Officially launched this week, the anti-Obama super-PAC is led by Ryan Zinke, a retired Navy SEAL and conservative state senator from Montana. "It is time to take back America," the group's site exhorts would-be donors. "Your support of Special Operations for America ("SOFA") is vital to the success of our mission: Advocating for the election of Mitt Romney and like-minded candidates…who believe in permanent and enduring American Exceptionalism."

Part of that mission is firing away at President Obama for allegedly spiking the bin Laden football. "Navy SEAL's, Special Operations Personnel and Veteran's across America have been outraged since Barack Obama conveniently took credit for killing Osama Bin Laden for political gain," writes Zinke. The headline on the press release announcing the group on Wednesday trumpeted Zinke as "Former Commander at SEAL TEAM SIX." That seems a bit misleading: The unit, now known as DEVGRU, hasn't officially been called SEAL Team Six since 1987, and Zinke once led subordinate units, not the entire SEAL Team.

The group's tactics are nothing new: They've partnered with the soft-money group Veterans for a Strong America and its leader, South Dakota political operative Joel Arends, who deployed a web ad back in May that blasted Obama for taking "so much credit for killing Bin Laden." But "Special Operations for America" has now gone a step farther by wrapping itself in the US military's official symbols.

Mother Jones emailed SOFA for comment, but the group didn't respond by publication time.
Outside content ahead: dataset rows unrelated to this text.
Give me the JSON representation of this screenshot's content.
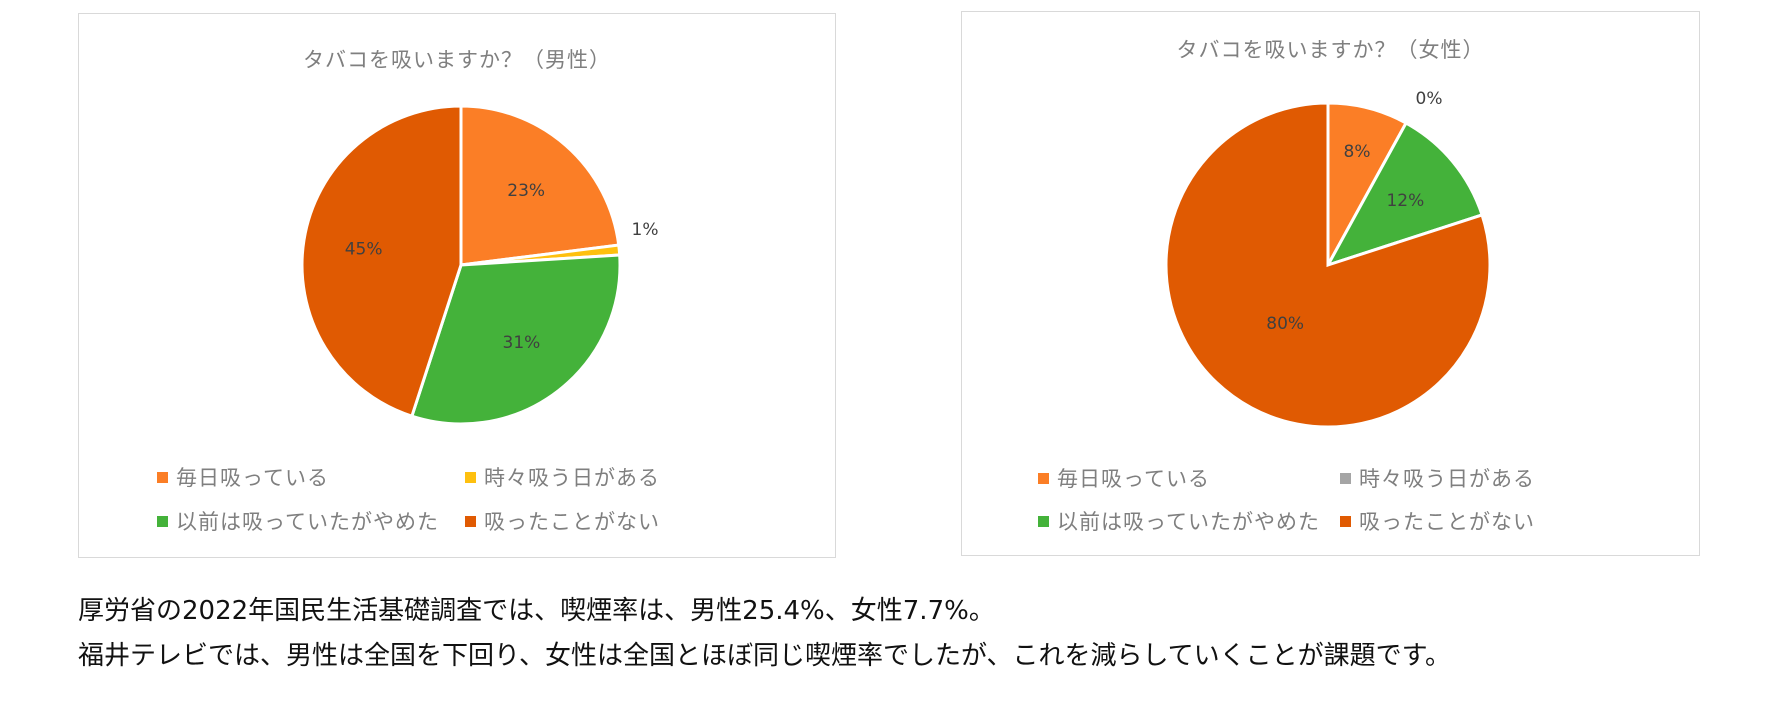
{
  "colors": {
    "daily": "#fb7e26",
    "sometimes_male": "#fec00f",
    "sometimes_female": "#a5a5a5",
    "quit": "#44b23a",
    "never": "#e05a02",
    "label_text": "#404040",
    "outside_label_text": "#404040"
  },
  "chart_data": [
    {
      "type": "pie",
      "title": "タバコを吸いますか？（男性）",
      "categories": [
        "毎日吸っている",
        "時々吸う日がある",
        "以前は吸っていたがやめた",
        "吸ったことがない"
      ],
      "values": [
        23,
        1,
        31,
        45
      ],
      "data_labels": [
        "23%",
        "1%",
        "31%",
        "45%"
      ],
      "legend_position": "bottom"
    },
    {
      "type": "pie",
      "title": "タバコを吸いますか？（女性）",
      "categories": [
        "毎日吸っている",
        "時々吸う日がある",
        "以前は吸っていたがやめた",
        "吸ったことがない"
      ],
      "values": [
        8,
        0,
        12,
        80
      ],
      "data_labels": [
        "8%",
        "0%",
        "12%",
        "80%"
      ],
      "legend_position": "bottom"
    }
  ],
  "caption": {
    "line1": "厚労省の2022年国民生活基礎調査では、喫煙率は、男性25.4%、女性7.7%。",
    "line2": "福井テレビでは、男性は全国を下回り、女性は全国とほぼ同じ喫煙率でしたが、これを減らしていくことが課題です。"
  }
}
What will happen once they are notified that they can't use the military logos? Such organizations tend to respond in one of two ways, according to O'Haver. Most take the trademarked material down and offer apologies. "Sometimes, though, we get a cheeky letter back," she says. "I forward them to our legal department."

Correction: The story originally identified the group as a PAC rather than a super-PAC.